Know what your humans are doing
As good as they are at their jobs, your workforce is also potentially your biggest cybersecurity risk. “Human error” accounts for an astonishingly high percentage of data breaches (84 percent) and data loss incidents (92 percent). The growth of the BYOD phenomenon – “bring your own device” – only contributes to the number of cybersecurity threats to small businesses.

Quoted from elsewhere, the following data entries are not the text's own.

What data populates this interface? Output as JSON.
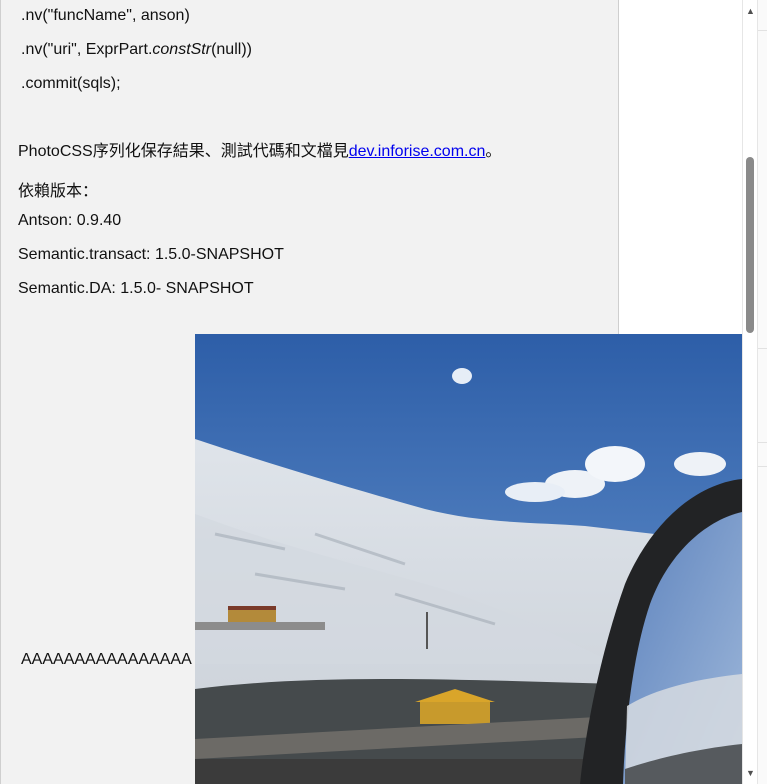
{
  "document": {
    "code_lines": [
      ".nv(\"funcName\", anson)",
      ".nv(\"uri\", ExprPart.",
      "constStr",
      "(null))",
      ".commit(sqls);"
    ],
    "result_prefix": "PhotoCSS序列化保存結果、測試代碼和文檔見",
    "result_link": "dev.inforise.com.cn",
    "result_suffix": "。",
    "deps_title": "依賴版本：",
    "deps": [
      "Antson: 0.9.40",
      "Semantic.transact: 1.5.0-SNAPSHOT",
      "Semantic.DA: 1.5.0- SNAPSHOT"
    ],
    "image_caption": "AAAAAAAAAAAAAAAA"
  },
  "scrollbar": {
    "up_arrow": "▲",
    "down_arrow": "▼",
    "thumb_fraction_start": 0.2,
    "thumb_fraction_visible": 0.22
  },
  "colors": {
    "panel": "#f2f2f2",
    "link": "#0000ee",
    "sky": "#3f6fb6"
  }
}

Not every breach or loss is criminal, however; for such an event to be criminal, the worker has to both intentionally and maliciously cause the violation. In most cases, however, worker errors are either or both unintentional (they forgot to follow through, for example) and inadvertent (one action inadvertently caused another). In many cases, small events, such as leaving a cell phone behind in a restaurant or a company laptop in an unlocked car, have lead to the most egregious exposures of sensitive data. Prevention of these types of employee errors is your best cybersecurity practice.
Plan to survive
Considering that you know you’re at risk, your data management processes may have leaks and your staff is potentially hazardous, planning to recover from a cybersecurity breach is another tool to protect your SMB from the damages caused by cyber security threats. Make sure that your data and systems are fully backed up on a regular basis and consider adding a virtual or cloud-based backup and recovery capacity to access if your mainframes fail.
In the end, the peace of mind engendered by a fully functioning system of cybersecurity for small businesses is the best foundation on which they can move forward into a profitable future.